I organized the titles of the main plots, subplots, the x and y labels, as well as the colormap labels in lines 17-21.  All the parameters required to adjust the aspect ratio of the subplots are listed in lines 24 to 29.    If you simply want all of your subplots to be squared, you can add the aspect=’equal’  parameter directly in the plt.subplot() function.

The font for the plots, subplots, ticks and labels are specified in lines 32 to 34.  The x-labels can be adjusted in multiple ways.  In line 27 I set the rotation of the x-labels to 45 degrees.  If you want the labels to be completely vertical then you would do: rotation=90.  If you want horizontal labels, you don’t need to specify a rotation parameter.  Then, I used the adjust variable to specify the position of the x-label,  adjust=0 specifies that the label will be written starting at the left corner of the bar, if you want the label to be centered, then you can do adjust=0.5.

In line 44,  I list the different colormaps to be used by each plot. The outer loop in line 48, iterates through the 3 plots,  while the inner loop in line 55, iterates through the 4 subplots generated in each plot.    In line 49 we specify the number of rows and columns of subplots that will be generated.  I want them to share the  y axis, hence, sharey=True.   If you want your subplots to also share the x axis, you would simply add ‘sharex=True‘ in line 49.  The plt.subplots_adjust function in line 50, allows you to specify the exact aspect ratio of your subplots, including the white space between them and their location in the figure canvas, this is detailed in lines 24 to 29.  In line 52, I specified the title of the plot as a whole, since I have three different plots, I loop through each of the different titles.  The title is shown in a grey transparent box at the upper left corner of the canvas which was specified by position(x,y).

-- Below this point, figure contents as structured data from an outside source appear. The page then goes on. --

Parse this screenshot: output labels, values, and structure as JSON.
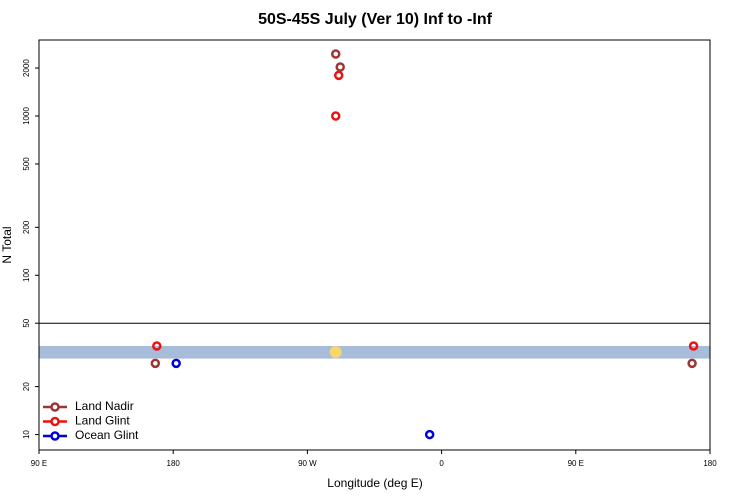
{
  "chart_data": {
    "type": "scatter",
    "title": "50S-45S July (Ver 10)   Inf to -Inf",
    "x_label": "Longitude (deg E)",
    "y_label": "N Total",
    "xlim": [
      90,
      540
    ],
    "xticks": [
      {
        "value": 90,
        "label": "90 E"
      },
      {
        "value": 180,
        "label": "180"
      },
      {
        "value": 270,
        "label": "90 W"
      },
      {
        "value": 360,
        "label": "0"
      },
      {
        "value": 450,
        "label": "90 E"
      },
      {
        "value": 540,
        "label": "180"
      }
    ],
    "ylim": [
      8,
      3000
    ],
    "y_log": true,
    "yticks": [
      10,
      20,
      50,
      100,
      200,
      500,
      1000,
      2000
    ],
    "hline": 50,
    "band": {
      "range": [
        30,
        36
      ],
      "color": "#a7bcd9"
    },
    "highlight": {
      "x": 289,
      "y": 33,
      "color": "#f5d76e"
    },
    "legend": "bottom-left",
    "series": [
      {
        "name": "Land Nadir",
        "color": "#9e3434",
        "x": [
          289,
          292,
          168,
          528
        ],
        "values": [
          2450,
          2030,
          28,
          28
        ]
      },
      {
        "name": "Land Glint",
        "color": "#ee1111",
        "x": [
          291,
          289,
          169,
          529
        ],
        "values": [
          1800,
          1000,
          36,
          36
        ]
      },
      {
        "name": "Ocean Glint",
        "color": "#0000dd",
        "x": [
          182,
          352
        ],
        "values": [
          28,
          10
        ]
      }
    ]
  }
}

Lines 56 to 64 show the subplots’ code.  I use the pcolor function to generate the color matrices.  However, there are other methods to create them, such as pcolormesh, imshow, contour, etc.  In line 57 I loop through the subplot titles, then I assign their font size.  Here, the y=1.03 specifies the distance from the subplot title to the plot.  The more distance I want to create the larger this y value should be.  In line 59 I set the y-label, since I only want the y-label to be shown in the left most plot, I fix ax[0].set_ylabel(…), if you want each subplot to have their own y-labels then you can loop through each of them with the subplot iteration variable j, such as ax[j].set_ylabel(…).  Lines 61 to 62 (commented out), show how you could set the x and y axis limits.  In line 63, I set the x_ticklabels; similarly you could set the y_ticklabels if necessary.  The fontsize across all the ticks in line 64.

The colorbar settings are shown in lines 67 through 76.  Observe how you can specify the position of the left bottom corner of the colorbar, and from there you can assign the width and the height of the colorbar.  Note that there’s a couple of ways to specify the colorbar, the first one is shown in line 72, it will generate a colorbar with the default ticks.  However, if you want to cutomize or add text to your colorbar, you would have to do so as shown in lines 73-74.  The ticks parameter in line 73, specifies the position were the labels written in line 74 are displayed.  You can set the colorbar label with .set_label.   I loop through the colormap labels for each plot and assign their fontsize in line 75.  The labelpad allows you to specify the distance between the colorbar and the label.   Finally,  the font size of the colormap ticks are specified in line 76.

I hope you can find some of the previous elements useful when designing your own color matrices ;).